Mr Vilsmeier's attempts to be accepted into Catholic parishes as a qualified curate began in the mid-1980s.

He gained the trust of the Tyrolean parish of Schwarz as a 25-year-old, introducing himself as "Axel Kolbe", a missionary priest from South Africa. A popular figure, worshippers recalled how good he was with children. But when one parishioner, Barbara Mosser, watched him "blessing trees in a highly theatrical manner", she became suspicious. On a visit to the Vatican, she asked to check Fr Axel's records. There were none.

Fr Rudolf Theurl, who leads the congregation at St Barbara's church in Schwarz, later had to redo all the weddings and christenings Mr Vilsmeier carried out. He was astonished at the ruse: "He did everything a priest should do. The only thing he didn't do was hear confessions. I don't think he got rich as a result of being in the parish but he told some appalling lies."

Sent packing from the Tyrolean Alps in the mid-1990s, Mr Vilsmeier tried his luck again in the German capital Berlin, where he claimed to be a Bavarian priest on sabbatical and said he was a doctor of ecclesiastical law. It was a step too far. After six months and a few slip-ups saying prayers during mass, the church in the city's Charlottenburg district asked to see his priest permit. A Berlin court later fined Mr Vilsmeier £1,400 for false use of a title.

Facing couples he had married on an Austrian television show in 1995, Mr Vilsmeier told how as a four-year-old child he would wander through his home with a lavatory brush in hand, blessing everything in sight.
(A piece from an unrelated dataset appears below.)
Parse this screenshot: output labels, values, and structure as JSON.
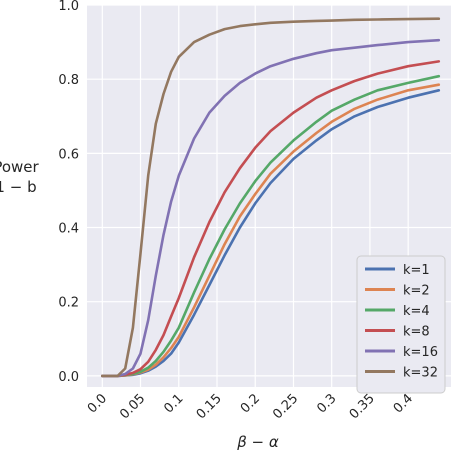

He said he thought he was rather good at it. "I really grew into the role," he said, admitting he often felt extreme guilt at his swindle.

The police say they will not charge Mr Vilsmeier, who has since disappeared. "It is a social phenomenon when people believe someone is a priest when they're not, not a criminal case," said a police spokesman in Braunau, Austria.

"There are conmen in every profession," Stefan Foerner, a spokesman for the bishopric of Berlin, said. "Why should the priesthood be any different?"